As always, your personal reasons are the most powerful. Intrinsic motivation is more sustainable than extrinsic motivation. For example, if you want to change because you have received feedback that you need to do so, or because you have read a lot of articles explaining why your style is insufficient for todays’ workforce, that may not be sufficient motivation to produce real transformation.
Go deeper. Feedback, or reading articles, may be a starting point. But ultimately it is up to you to decide if you want to change, why, and what it will mean for you.
The other side of the equation is how you manage the day-to-day of multiple generations in the workplace (and represented in your clientele!). I have seen overwhelmed leaders take one of two approaches: One is to shut down all feedback and ideas that differ from their own beliefs. The other is to over-accommodate.

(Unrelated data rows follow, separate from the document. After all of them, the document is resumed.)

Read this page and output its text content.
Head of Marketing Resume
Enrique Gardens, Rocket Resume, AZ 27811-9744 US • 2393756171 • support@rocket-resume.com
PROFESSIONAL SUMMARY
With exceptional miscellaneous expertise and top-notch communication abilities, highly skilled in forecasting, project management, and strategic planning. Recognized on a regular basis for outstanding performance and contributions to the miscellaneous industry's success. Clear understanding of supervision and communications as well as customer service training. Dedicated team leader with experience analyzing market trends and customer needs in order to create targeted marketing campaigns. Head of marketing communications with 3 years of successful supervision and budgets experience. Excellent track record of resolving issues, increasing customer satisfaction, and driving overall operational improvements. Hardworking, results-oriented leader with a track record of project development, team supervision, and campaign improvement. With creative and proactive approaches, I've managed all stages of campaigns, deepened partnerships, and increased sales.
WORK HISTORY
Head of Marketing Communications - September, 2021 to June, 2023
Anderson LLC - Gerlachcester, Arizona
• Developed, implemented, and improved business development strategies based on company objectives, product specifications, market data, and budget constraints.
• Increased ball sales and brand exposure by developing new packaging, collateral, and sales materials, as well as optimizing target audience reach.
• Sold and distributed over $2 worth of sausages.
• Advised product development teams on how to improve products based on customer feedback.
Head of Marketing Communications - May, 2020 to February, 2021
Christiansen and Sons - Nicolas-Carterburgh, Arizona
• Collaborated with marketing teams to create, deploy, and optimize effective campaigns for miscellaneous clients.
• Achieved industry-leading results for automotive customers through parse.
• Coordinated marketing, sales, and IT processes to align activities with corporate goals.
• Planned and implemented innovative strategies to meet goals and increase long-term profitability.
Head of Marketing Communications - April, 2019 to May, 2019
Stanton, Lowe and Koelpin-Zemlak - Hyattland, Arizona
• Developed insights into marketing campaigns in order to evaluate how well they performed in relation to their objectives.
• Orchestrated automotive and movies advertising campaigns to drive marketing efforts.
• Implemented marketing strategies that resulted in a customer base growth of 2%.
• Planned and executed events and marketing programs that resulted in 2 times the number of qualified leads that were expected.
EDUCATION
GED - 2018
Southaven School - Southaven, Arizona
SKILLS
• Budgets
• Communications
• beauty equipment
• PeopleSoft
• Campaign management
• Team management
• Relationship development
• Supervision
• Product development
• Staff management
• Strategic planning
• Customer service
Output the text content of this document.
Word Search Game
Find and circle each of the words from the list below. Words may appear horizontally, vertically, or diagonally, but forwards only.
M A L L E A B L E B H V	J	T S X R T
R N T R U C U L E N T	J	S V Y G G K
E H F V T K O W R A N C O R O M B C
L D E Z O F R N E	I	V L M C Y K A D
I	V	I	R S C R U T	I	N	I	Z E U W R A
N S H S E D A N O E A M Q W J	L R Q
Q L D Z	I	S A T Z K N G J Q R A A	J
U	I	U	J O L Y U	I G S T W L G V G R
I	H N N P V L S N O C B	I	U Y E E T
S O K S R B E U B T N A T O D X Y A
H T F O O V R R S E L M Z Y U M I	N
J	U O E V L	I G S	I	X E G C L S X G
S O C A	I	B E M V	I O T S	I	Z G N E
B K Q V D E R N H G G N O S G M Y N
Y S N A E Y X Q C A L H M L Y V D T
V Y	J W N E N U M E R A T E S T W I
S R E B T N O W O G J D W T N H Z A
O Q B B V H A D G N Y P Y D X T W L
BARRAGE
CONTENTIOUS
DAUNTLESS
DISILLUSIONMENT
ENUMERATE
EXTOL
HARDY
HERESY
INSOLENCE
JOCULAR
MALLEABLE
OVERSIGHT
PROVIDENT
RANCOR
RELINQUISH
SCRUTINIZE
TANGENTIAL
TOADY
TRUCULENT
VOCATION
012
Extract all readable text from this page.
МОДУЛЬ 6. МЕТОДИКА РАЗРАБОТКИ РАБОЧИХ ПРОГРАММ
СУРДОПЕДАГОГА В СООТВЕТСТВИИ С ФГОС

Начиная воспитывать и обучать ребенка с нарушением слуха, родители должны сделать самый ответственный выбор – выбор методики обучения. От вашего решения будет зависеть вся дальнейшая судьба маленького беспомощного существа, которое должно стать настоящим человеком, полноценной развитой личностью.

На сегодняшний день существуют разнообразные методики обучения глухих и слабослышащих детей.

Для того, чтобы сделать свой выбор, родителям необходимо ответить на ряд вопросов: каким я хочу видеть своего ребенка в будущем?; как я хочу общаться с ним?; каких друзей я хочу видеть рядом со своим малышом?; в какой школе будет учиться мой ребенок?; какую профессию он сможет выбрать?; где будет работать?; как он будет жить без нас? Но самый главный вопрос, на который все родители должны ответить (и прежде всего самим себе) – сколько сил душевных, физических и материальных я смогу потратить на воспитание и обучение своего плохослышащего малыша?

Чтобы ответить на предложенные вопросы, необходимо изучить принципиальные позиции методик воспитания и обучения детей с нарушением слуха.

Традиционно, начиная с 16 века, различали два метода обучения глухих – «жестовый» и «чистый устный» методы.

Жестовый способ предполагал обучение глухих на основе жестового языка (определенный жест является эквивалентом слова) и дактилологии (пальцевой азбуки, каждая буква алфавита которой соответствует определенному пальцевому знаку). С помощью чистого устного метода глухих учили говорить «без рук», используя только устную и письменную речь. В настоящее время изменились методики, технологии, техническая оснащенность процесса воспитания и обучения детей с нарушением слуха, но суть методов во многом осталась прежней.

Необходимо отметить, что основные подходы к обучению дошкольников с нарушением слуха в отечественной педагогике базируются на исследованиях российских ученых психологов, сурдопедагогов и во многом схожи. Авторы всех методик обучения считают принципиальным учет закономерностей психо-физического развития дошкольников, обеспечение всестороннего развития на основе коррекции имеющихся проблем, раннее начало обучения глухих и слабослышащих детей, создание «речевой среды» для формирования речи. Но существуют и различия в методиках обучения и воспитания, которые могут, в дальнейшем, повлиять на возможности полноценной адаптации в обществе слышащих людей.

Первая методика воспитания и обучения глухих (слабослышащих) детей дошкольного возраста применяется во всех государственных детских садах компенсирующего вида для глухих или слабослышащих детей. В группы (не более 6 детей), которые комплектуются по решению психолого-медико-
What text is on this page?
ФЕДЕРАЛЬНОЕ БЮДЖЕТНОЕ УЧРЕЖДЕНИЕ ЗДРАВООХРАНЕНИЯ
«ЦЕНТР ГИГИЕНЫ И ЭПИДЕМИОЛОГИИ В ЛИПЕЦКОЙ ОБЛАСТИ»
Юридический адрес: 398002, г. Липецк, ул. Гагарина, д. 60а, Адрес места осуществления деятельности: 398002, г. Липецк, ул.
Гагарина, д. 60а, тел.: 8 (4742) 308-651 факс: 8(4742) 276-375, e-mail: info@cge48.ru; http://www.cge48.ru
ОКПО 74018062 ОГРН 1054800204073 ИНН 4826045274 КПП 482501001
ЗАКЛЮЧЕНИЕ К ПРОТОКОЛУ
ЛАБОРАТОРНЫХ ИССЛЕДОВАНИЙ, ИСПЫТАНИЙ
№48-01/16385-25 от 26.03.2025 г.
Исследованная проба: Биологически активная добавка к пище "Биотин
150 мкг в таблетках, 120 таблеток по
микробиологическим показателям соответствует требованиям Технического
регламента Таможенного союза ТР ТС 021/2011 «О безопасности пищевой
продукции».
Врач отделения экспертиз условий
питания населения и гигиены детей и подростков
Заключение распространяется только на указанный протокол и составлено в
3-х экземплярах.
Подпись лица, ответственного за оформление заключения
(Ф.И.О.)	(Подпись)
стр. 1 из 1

It’s probably easier to see why the first approach is unproductive overall. The one benefit of the “one way of thinking” approach is that it’s very clear exactly what is expected, and this is attractive and may even make some employees feel safe. However, it is also a sure path to failure, ultimately, because firms that do not innovate ultimately become too disconnected from their people and the marketplace to endure.
The second approach is also unproductive, although on its face it may seem kind. Leaders who deal with generational differences by over-accommodating try to make everyone happy without regard to their own experience, company strategy, or the underlying reasons behind employee requests. This results in a work environment where people may get immediate gratification from being acknowledged, but the culture as a whole is unclear and constantly shifting.
So, what can you do to walk a more productive path? Get curious. If someone is unhappy, find out why. If someone is asking for something, ask questions to learn more about the request. I once had an employee asking for a career path that seemed totally out of alignment with her strengths and experience. I could have just forced a way to give her what she was asking for. But by asking more questions, I learned that she was asking for that because it was the only clear path we currently had available. She wanted clarity and opportunity, not the role.
For many people, simply getting your genuine interest and curiosity is enough. So, if nothing else, start with listening. Challenge yourself to ask questions, suspend assumptions, and respond very little during the conversation. You may be surprised to find yourself considering changes you previously would not have made. Ultimately, whatever you decide to do must be in alignment with your business strategy and your gut. That is not to say you won’t make changes that push you out of your comfort zone, but once you’ve started doing the real personal work and seeking to understand others, you can trust your instincts.
Fear is not the feeling many people would name when thinking about generational differences, but I often find that it is at the heart of a lot of these issues. People are afraid no one understands them, afraid of losing what they have worked so hard to build, afraid their contribution won’t matter, afraid that rising generations will make the same mistakes they made. If you can start with some courage and empathy, you are taking the first step to an immensely rewarding leadership journey. It’s not easy, but it’s completely doable and will be extremely valuable to your business in the end.